Revert slow non-SSE Salsa20 modification since it did not fix Android/ARM issue. Also update Salsa20 comments and clean up a bit.

node/Salsa20.cpp

@@ -1,51 +1,53 @@
 /*
  * Based on public domain code available at: http://cr.yp.to/snuffle.html
  *
- * This therefore is public domain.
+ * Modifications and C-native SSE macro based SSE implementation by
+ * Adam Ierymenko <adam.ierymenko@zerotier.com>.
+ *
+ * Since the original was public domain, this is too.
  */
 
-#include "Salsa20.hpp"
 #include "Constants.hpp"
+#include "Salsa20.hpp"
 
 #define ROTATE(v,c) (((v) << (c)) | ((v) >> (32 - (c))))
 #define XOR(v,w) ((v) ^ (w))
 #define PLUS(v,w) ((uint32_t)((v) + (w)))
 
+// Set up laod/store macros with appropriate endianness (we don't use these in SSE mode)
 #ifndef ZT_SALSA20_SSE
 
 #if __BYTE_ORDER == __LITTLE_ENDIAN
 
-/* We have a slower version of these macros for CPU/compiler combos that
- * do not allow unaligned access to a uint32_t.
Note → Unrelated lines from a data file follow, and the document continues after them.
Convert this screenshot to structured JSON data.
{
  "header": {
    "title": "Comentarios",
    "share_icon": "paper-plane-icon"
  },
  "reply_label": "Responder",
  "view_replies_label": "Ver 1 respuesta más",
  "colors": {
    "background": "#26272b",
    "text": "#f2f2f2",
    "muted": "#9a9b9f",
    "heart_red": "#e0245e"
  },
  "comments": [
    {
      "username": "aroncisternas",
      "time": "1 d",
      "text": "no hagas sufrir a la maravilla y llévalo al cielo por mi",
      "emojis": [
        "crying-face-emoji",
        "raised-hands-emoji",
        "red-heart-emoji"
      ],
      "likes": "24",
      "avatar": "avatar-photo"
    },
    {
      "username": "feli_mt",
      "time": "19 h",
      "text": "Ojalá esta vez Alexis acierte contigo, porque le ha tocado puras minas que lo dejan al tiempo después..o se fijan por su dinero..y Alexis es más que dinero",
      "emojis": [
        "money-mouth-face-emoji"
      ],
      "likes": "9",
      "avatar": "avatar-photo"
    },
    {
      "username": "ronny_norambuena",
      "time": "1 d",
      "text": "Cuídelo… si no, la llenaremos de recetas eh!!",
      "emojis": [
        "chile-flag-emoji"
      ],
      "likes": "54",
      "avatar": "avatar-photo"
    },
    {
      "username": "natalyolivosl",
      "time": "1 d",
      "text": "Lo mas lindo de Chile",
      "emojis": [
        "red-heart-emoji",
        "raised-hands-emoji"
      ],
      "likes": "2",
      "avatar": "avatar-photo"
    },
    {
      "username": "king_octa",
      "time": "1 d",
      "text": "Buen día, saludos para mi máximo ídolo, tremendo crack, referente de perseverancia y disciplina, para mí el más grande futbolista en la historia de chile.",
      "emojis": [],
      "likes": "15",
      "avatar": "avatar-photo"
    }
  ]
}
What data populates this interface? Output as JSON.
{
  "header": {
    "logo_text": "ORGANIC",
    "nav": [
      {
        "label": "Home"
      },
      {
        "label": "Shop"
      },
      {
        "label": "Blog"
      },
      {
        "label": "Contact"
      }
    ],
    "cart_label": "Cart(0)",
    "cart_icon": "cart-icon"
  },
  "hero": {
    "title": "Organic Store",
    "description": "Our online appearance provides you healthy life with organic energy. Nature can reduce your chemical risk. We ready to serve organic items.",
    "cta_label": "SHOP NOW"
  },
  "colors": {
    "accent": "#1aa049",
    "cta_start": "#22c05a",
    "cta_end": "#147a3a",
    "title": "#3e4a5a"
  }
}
Another solution would be
- * to methodically require alignment across the code, but this is quicker
- * for now. The culprit appears to be some Android-based ARM devices. */
-#if 1
-#define U8TO32_LITTLE(p) ( ((uint32_t)(p)[0]) | ((uint32_t)(p)[1] << 8) | ((uint32_t)(p)[2] << 16) | ((uint32_t)(p)[3] << 24) )
-static inline void U32TO8_LITTLE(uint8_t *const c,const uint32_t v)
-{
-	c[0] = (uint8_t)v;
-	c[1] = (uint8_t)(v >> 8);
-	c[2] = (uint8_t)(v >> 16);
-	c[3] = (uint8_t)(v >> 24);
-}
-#else
+// Slow version that does not use type punning
+//#define U8TO32_LITTLE(p) ( ((uint32_t)(p)[0]) | ((uint32_t)(p)[1] << 8) | ((uint32_t)(p)[2] << 16) | ((uint32_t)(p)[3] << 24) )
+//static inline void U32TO8_LITTLE(uint8_t *const c,const uint32_t v) { c[0] = (uint8_t)v; c[1] = (uint8_t)(v >> 8); c[2] = (uint8_t)(v >> 16); c[3] = (uint8_t)(v >> 24); }
+
+// Fast version that just does 32-bit load/store
 #define U8TO32_LITTLE(p) (*((const uint32_t *)((const void *)(p))))
 #define U32TO8_LITTLE(c,v) *((uint32_t *)((void *)(c))) = (v)
-#endif
 
-#else // big endian
+#else // __BYTE_ORDER == __BIG_ENDIAN (we don't support anything else... does MIDDLE_ENDIAN even still exist?)
 
 #ifdef __GNUC__
+
+// Use GNUC builtin bswap macros on big-endian machines if available
 #define U8TO32_LITTLE(p) __builtin_bswap32(*((const uint32_t *)((const void *)(p))))
 #define U32TO8_LITTLE(c,v) *((uint32_t *)((void *)(c))) = __builtin_bswap32((v))
-#else // no bswap stuff... need to do it manually?
-error need be;
+
+#else // no __GNUC__
+
+// Otherwise do it the slow, manual way on BE machines
+#define U8TO32_LITTLE(p) ( ((uint32_t)(p)[0]) | ((uint32_t)(p)[1] << 8) | ((uint32_t)(p)[2] << 16) | ((uint32_t)(p)[3] << 24) )
+static inline void U32TO8_LITTLE(uint8_t *const c,const uint32_t v) { c[0] = (uint8_t)v; c[1] = (uint8_t)(v >> 8); c[2] = (uint8_t)(v >> 16); c[3] = (uint8_t)(v >> 24); }
+
 #endif // __GNUC__ or not
 
-#endif // little/big endian
+#endif // __BYTE_ORDER little or big?
 
 #endif // !ZT_SALSA20_SSE
 
+// Statically compute and define SSE constants
 #ifdef ZT_SALSA20_SSE
 class _s20sseconsts
 {

node/Salsa20.hpp

@@ -78,7 +78,7 @@ public:
 	}
 
 private:
-	volatile union {
+	union {
 #ifdef ZT_SALSA20_SSE
 		__m128i v[4];
 #endif // ZT_SALSA20_SSE